Le repas, composé de « graisse de Cherbourg1 » et de fromage, accompagnés de pain croûteux fraîchement cuit, fut modeste mais excellent. L’appétit creusé par leur course, les deux voyageurs se régalèrent, puis, à l’invitation de l’abbé, ils s’établirent dans la chambre du prêtre, pour y prendre un peu de repos. La nuit à venir risquait, en effet, d’être longue et rude. La pièce était sans feu mais, enveloppés de leurs manteaux, ils s’endormirent rapidement. L’abbé, lui, resta dans la salle commune pour lire son bréviaire.

L’arrivée des Tremaine lui apportait un certain apaisement, calmait l’inquiétude qu’il ressentait depuis qu’à l’île du Large, il avait embarqué Bruslart, mis à terre quelques heures plus tôt par un canot de la frégate anglaise ancrée dans les brumes non loin des trois îlots dont se composaient les Saint-Marcouf. En dépit des rochers qui les entouraient, en effet, des bâtiments d’une certaine importance pouvaient approcher sans risque d’environ cent cinquante mètres. À condition de connaître les passes, bien entendu. Or, les nouvelles que Bruslart rapportait ne lui avaient pas plu. Elles rejoignaient trop celles entendues chez Mme Amfrye : la noblesse de la région, mal convaincue de la légitimité du prince, préférait garder espoir en celui qui se faisait appeler Louis XVIII. Depuis, l’abbé se tourmentait pour la belle jeune femme que l’on allait abandonner ainsi. Pas seule, bien sûr : Mme de Vaubadon serait là pour la recueillir, la ramener à Bayeux où Mme Amfrye, cette fois, se chargerait d’elle afin de mieux préserver sa réputation ; celle de la belle Charlotte n’étant pas des meilleures en dépit de son dévouement. En fait l’idée que la jeune « duchesse » allait pouvoir reprendre place au sein de sa famille soulageait beaucoup l’abbé Nicolas. Il aurait cependant préféré que son bateau à lui ne soit pas le théâtre de ce qu’il considérait comme une mauvaise action… Et puis, en mer, un accident est vite arrivé. Non, décidément, il n’aimait pas du tout le projet du chevalier de Bruslart, mais comment faire pour empêcher la jeune femme d’embarquer ?

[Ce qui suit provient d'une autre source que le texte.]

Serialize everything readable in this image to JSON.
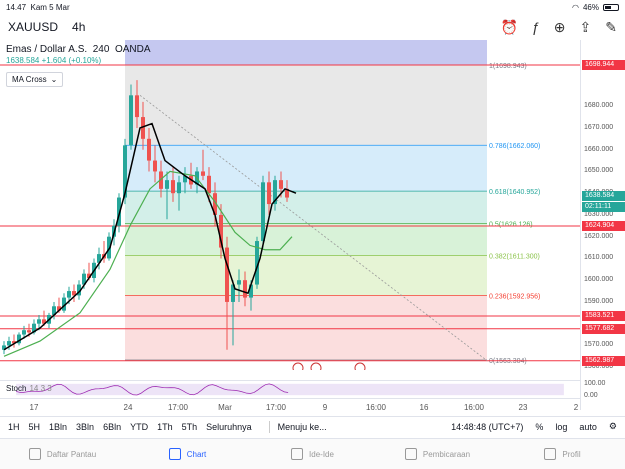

Ce problème tourmentait aussi Guillaume et Arthur tandis que vers minuit – c’était l’heure de la marée – ils attendaient tapis dans la chambre obscure que le signal de l’arrivée des voyageurs soit frappé à la porte du prêtre. À présent que l’instant approchait le plan conçu pour l’enlèvement du prince leur semblait insensé, inutilement cruel et, tout à coup, Guillaume entendit :

— Si seulement nous pouvions trouver les rames, nous prendrions l’une des barques de la plage et nous les suivrions. Ce serait un jeu d’enfant pour nous.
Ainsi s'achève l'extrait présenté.